The intelligent construction and test technology of wind farms lag behind those of Western countries. The first is digital wind power technology. Foreign countries are in the demonstration application stage in terms of adaptive control, wake control of wind farm clusters, and digital twins. There is no complete evaluation system and mature quantitative analysis method for domestic intelligent fault diagnosis and early warning. There is a gap between onshore wind power operation and maintenance and foreign countries in terms of refinement and informatization. There is a lack of offshore operation and maintenance experience, and digitalization and informatization need to be improved urgently. The second is test and testing technology. The research on public test system technology lags behind advanced countries. There is no full-scale ground transmission chain test system and offshore wind power test technology demonstration base. The relevant test technology has not been mastered, and the offshore wind power detection capability has not yet been systematically formed. Foreign countries have complete public test and detection capabilities.

There is a gap between China and the West in terms of ultra-high tower and deep-sea construction technology. First of all, in the field of construction technology, my country's ultra-high tower technology is in its infancy.
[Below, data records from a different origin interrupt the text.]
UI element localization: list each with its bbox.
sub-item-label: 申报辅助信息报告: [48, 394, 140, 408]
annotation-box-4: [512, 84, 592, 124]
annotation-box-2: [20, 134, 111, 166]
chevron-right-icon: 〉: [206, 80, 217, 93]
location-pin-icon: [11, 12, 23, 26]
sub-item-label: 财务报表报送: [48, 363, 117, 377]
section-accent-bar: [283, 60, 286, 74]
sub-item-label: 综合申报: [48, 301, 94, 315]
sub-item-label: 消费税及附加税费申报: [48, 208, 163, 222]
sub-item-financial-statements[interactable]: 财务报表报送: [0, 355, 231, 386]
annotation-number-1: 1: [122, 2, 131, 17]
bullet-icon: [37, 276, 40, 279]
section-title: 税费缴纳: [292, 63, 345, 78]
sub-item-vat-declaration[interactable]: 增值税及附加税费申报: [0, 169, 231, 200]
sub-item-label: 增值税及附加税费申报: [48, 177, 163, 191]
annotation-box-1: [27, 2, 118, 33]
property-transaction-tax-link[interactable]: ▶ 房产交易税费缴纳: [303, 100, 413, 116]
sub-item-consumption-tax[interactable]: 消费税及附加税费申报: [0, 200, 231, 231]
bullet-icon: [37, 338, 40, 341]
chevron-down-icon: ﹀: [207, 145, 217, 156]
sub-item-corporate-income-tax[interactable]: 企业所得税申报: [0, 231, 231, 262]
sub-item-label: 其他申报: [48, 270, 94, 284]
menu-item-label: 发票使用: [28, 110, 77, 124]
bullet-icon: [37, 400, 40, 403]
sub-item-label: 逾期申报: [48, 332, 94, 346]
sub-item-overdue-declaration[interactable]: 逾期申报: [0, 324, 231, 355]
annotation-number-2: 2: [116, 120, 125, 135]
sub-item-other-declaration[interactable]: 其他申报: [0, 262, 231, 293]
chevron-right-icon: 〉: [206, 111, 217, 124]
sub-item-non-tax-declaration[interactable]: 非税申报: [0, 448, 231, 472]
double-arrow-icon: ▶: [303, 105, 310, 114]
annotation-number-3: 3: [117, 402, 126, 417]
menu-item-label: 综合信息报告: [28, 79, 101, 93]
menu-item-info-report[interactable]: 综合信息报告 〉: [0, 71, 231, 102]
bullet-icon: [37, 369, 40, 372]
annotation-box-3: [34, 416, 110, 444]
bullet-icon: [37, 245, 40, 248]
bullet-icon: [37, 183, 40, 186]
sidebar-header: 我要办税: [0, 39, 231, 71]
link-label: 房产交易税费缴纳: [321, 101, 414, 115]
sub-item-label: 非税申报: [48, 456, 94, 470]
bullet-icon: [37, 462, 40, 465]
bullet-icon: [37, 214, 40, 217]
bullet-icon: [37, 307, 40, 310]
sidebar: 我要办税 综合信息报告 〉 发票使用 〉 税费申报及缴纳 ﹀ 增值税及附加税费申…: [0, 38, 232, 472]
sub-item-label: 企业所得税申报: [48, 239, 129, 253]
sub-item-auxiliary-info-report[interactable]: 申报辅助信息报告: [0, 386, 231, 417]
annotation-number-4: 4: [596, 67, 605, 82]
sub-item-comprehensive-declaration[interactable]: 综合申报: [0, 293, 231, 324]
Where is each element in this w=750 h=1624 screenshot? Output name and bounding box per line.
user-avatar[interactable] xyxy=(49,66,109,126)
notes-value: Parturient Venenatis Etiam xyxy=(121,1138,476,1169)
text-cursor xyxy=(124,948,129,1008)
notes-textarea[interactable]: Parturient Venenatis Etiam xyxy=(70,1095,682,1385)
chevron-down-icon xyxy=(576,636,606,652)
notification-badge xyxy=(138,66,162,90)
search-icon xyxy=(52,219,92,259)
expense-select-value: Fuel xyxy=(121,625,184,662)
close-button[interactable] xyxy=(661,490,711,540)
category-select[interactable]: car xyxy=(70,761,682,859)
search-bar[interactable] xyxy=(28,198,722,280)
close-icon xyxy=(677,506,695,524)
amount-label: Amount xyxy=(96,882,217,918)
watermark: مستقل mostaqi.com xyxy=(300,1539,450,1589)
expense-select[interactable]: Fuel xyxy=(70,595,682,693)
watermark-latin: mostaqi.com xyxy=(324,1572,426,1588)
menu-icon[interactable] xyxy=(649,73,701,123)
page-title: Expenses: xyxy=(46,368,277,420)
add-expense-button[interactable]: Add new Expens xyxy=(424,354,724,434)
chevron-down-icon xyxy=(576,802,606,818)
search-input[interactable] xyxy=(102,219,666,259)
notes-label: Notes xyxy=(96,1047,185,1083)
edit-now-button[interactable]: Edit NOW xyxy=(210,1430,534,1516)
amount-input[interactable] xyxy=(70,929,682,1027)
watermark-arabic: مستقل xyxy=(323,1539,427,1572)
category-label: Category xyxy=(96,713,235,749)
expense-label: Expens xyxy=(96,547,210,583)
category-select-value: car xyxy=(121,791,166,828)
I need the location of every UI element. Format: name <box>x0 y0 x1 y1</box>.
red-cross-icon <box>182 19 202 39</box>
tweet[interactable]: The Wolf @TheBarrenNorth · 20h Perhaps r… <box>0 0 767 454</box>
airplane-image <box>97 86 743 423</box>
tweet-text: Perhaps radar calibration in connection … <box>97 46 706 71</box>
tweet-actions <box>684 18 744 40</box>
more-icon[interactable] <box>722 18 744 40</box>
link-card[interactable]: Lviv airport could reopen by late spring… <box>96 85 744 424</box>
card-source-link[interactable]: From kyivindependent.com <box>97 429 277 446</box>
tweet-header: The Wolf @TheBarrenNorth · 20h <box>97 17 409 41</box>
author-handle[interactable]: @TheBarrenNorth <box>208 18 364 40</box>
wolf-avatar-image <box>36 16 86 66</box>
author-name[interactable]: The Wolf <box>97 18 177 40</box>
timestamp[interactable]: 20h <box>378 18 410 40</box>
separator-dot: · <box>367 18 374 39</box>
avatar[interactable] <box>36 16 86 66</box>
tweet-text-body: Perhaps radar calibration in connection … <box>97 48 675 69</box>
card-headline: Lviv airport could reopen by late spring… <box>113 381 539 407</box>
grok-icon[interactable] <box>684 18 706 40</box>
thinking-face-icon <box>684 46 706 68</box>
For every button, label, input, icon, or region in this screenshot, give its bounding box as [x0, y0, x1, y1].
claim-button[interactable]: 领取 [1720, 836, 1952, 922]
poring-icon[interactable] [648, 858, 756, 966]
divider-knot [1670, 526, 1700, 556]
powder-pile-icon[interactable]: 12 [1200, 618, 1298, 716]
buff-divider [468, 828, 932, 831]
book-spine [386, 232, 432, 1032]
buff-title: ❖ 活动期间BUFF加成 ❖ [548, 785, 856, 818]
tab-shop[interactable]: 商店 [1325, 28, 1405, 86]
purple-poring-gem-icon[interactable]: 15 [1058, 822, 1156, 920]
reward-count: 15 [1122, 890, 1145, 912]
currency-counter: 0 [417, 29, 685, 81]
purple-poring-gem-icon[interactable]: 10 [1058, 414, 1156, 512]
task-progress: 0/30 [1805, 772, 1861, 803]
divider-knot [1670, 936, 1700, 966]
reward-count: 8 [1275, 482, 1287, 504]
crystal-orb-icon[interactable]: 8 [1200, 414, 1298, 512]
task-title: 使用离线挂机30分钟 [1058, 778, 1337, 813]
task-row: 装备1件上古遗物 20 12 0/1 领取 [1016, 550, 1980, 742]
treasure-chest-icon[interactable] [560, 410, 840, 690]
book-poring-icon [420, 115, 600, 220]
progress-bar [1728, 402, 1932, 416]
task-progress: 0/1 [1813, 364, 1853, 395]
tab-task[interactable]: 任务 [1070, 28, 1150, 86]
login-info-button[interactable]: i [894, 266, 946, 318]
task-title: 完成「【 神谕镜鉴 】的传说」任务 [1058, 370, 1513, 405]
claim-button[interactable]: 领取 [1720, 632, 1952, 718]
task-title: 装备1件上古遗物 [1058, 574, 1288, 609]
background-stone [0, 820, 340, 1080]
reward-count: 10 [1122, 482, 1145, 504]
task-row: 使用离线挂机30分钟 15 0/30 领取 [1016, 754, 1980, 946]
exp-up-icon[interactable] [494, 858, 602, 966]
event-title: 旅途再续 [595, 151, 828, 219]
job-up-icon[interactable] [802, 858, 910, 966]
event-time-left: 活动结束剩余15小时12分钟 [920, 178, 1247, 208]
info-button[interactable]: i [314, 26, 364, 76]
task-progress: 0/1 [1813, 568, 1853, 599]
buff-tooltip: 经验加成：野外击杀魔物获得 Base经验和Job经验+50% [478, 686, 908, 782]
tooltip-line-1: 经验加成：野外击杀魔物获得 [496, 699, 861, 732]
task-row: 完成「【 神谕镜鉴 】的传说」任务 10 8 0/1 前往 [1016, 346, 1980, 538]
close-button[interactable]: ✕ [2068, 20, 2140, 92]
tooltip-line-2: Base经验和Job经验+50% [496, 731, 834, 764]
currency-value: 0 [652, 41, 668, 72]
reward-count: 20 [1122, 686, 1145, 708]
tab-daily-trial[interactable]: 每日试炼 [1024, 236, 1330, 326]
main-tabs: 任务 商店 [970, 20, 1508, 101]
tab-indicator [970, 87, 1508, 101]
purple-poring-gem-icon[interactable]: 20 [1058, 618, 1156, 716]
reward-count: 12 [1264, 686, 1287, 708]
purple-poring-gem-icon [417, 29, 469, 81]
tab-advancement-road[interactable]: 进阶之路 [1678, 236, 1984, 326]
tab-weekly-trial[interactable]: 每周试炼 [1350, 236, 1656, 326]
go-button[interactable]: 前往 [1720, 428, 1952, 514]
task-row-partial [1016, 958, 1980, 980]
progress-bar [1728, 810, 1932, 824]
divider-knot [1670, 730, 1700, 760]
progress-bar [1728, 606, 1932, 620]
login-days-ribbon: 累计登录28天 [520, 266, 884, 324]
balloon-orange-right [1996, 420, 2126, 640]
In this regard, it is necessary to combine my country's market demand and natural environment to improve the line design and road design scheme, object recognition algorithm, field experience recognition, transportation status digital monitoring and field construction plan in one three-dimensional visual construction process management. Offshore construction technology needs to establish offshore load closed-loop design technology; realize the overall iteration technology of the common platform of offshore environment-support structure-unit; support the construction and operation and maintenance technology of large offshore units of 10MW and above. In addition, foreign offshore wind power has been developed on a large scale, and offshore floating wind power has been demonstrated and operated. There is a large gap in domestic high-power offshore floating support structure technology.